|Worth seeing:||as a hugely fun, family-friendly superhero romp whose narrative trails behind the premise for entertainment value|
|Director:||David F Sandberg|
|Featuring:||Asher Angel, Jack Dylan Grazer, Zachary Levi, Adam Brody, Caroline Palmer, Cooper Andrews, Djimon Hounsou, Faithe Herman, Grace Fulton, Ian Chen, John Glover, Jovan Armand, Mark Strong, Marta Milans, Meagan Good|
|Released:||5th April 2019|
WHAT’S IT ABOUT?
Troubled teenager Billy Batson (Asher Angel) has been running away from care ever since he became separated from his mother at a funfair as a young boy.
An exasperated social worker assigns him a new foster family where she hopes he’ll finally be able to settle down.
The eccentric bunch of kids already living there include the superhero geek Freddy Freeman (Jack Dylan Grazer), whose overtures of friendship are continuously spurned by a newcomer who prefers to keep himself to himself.
But when an heroic turn leads to an unexpected encounter that bestows superpowers on an unsuspecting Billy, Freddy is the only person he can turn to for help.

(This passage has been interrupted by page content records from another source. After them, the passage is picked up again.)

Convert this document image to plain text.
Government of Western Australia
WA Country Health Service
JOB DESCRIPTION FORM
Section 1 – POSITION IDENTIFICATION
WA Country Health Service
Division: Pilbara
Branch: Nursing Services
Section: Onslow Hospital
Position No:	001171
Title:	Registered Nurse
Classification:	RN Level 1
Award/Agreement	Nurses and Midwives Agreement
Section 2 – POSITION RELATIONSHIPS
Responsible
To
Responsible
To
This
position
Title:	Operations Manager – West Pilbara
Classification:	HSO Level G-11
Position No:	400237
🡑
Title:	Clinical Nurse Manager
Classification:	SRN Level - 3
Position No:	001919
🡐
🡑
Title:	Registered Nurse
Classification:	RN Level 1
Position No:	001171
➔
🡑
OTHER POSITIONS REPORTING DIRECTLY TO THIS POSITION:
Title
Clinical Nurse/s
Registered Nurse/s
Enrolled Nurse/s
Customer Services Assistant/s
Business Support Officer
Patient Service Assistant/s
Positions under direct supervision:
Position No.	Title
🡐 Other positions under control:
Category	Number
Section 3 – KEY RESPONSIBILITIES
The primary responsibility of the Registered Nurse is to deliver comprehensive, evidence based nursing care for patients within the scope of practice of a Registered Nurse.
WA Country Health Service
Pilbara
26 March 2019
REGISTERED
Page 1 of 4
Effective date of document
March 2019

Simply uttering the name Shazam turns fourteen year old Billy into an adult superhero (Zachary Levi) with goodness knows what powers. But as Freddy helps him come to terms with his newfound situation, darker forces are brewing; a mad scientist, Dr Thaddeus Sivana (Mark Strong), who embodies the seven deadly sins, is out to find Shazam and steal his powers for himself – and he’s prepared to do whatever it takes to whoever gets in his way to achieve his dastardly goal.
WHAT’S IT LIKE?
The punctuated Shazam is a lesser-known DC superhero who – unlike his more famous stable-mates from the Superman and Batman franchises – lives in a real city, Pittsburgh in Pennsylvania. He’s also somewhat lighter in tone than any DC outing since Christopher Reeve’s early Superman films.
But other than that, he fits right into the formula – an unassuming loner with a tragic back-story and a pure heart has inexplicable powers foisted upon him and has to rise to the occasion to save the world from a super-charged megalomaniac, with a similarly tragic back-story, who – but for a simple twist of fate – could have found himself in the other shoes.
The notion of a young boy turning into an adult superhero does put a different spin on the genre too, as you don’t have the problems with suspension of disbelief, having to pretend that Clark Kent is unrecognisable without his glasses on. But it does mean that the film often lacks purposes when the supposed protagonist, Billy Batson is on screen, and comes to life only when his alter-ego, Zachary Levi’s half-length caped crusader appears – after a little too long a wait.
But oh, how it comes to life. Levi and his geeky side-kick bounce off of one another briskly as they have genuine fun exploring the new super powers and trying to come up with a name that’s as cool as the reputation he’s starting to build. It also makes a change to see a superhero with a child’s sensibilities – an immature outlook on the world around him and a lack of the sense of responsibility and altruism that you’d expect from the genre. But there’s rather too much of a shift in his temperament to make it truly believable that the crime-fighting vigilante is the same person at heart as the downtrodden teenager with a mission of his own.
Mark Strong – as the biggest name on display – is suitably dour as a hard-done-by villain whose own powers seem to be unbeatable enough for him not to have to bother trying to steal those of our hero.
It’s unusual for a major studio to deliver a marquee movie with a little-known cast, so it could be a sign of trying to keep costs down or not having faith in their own material – but it pays off, for now.
It’s rare for punctuation not to herald a turkey, but Shazam! works as a delightful, family friendly romp through a superhero origins story – it’s a highly likeable journey of discovery. But it’s not clear that as a central figure in his own right, our protagonist has a longer-term role as a self-sufficient hero who can carry a franchise, despite the now-compulsory mid-end-credit sequence, which peeks ahead to a sequel that this brisk opener is bound to trigger.